Development of a New Prediction Model
Model updating did not result in a useful model with sufficient discrimination and therefore a new model was developed using the development and validation cohort together. This new model included RASS score, gender, highest lactate, and treatment with corticosteroids as predictors. The new model was based on a much larger cohort than the original development cohort, resulting in more stable estimates. The AUC-ROC was fair (0.70 [95% CI: 0.66-0.75]) and comparable with that of the original model. External validation is needed to prove performance and clinical usefulness in a new validation cohort.
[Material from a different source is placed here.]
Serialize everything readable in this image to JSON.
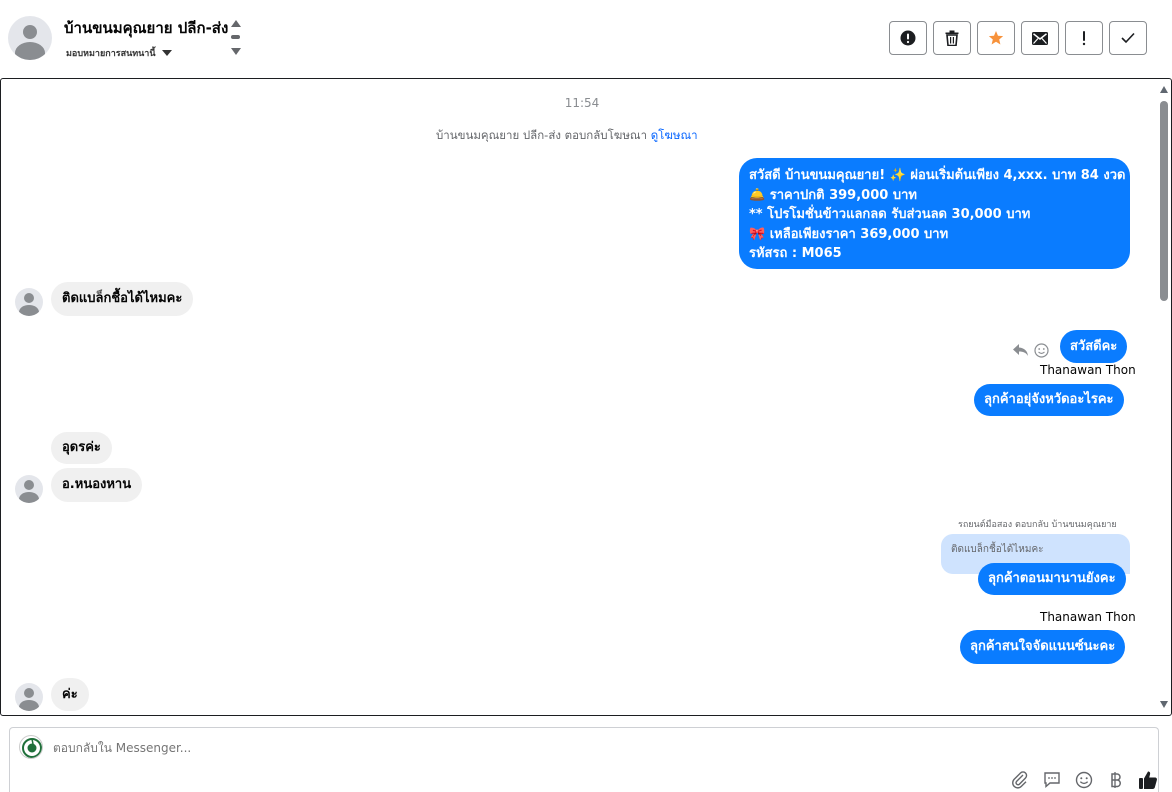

Recently another prediction model for ICU-AW was proposed, 30 including the following predictors: steroid therapy, intensive insulin therapy, number of days on mechanical ventilation, sepsis, renal failure, and hematologic failure. This model, which was based on data of 4157 patients, at least 12 hours mechanically ventilated, in whom only 3% had ICU-AW, showed good discrimination (AUC-ROC: 0.81 [95% CI: 0.78-0.84]). Calibration was, however, not reported, and external validation was not performed. In this study, the definition of ICU-AW was based on an operational definition and not on the MRC score. Therefore, it is very likely that patients with mild-to-moderate ICU-AW have been missed, explaining the very low incidence rate of ICU-AW (3%) in their cohort. These differences make comparison of the study results difficult. No other studies investigating the early prediction of ICU-AW, using clinical parameters, have been published.
Conclusions
External validation of a previously developed prediction model for ICU-AW showed poor calibration and discrimination. Updating methods improved calibration but not discrimination. A new prediction model using data from the development and validation cohort showed fair discrimination and classified patients better than the APACHE IV and the SOFA scores. However, early prediction of ICU-AW, using clinical parameters, with good discrimination seems to be challenging.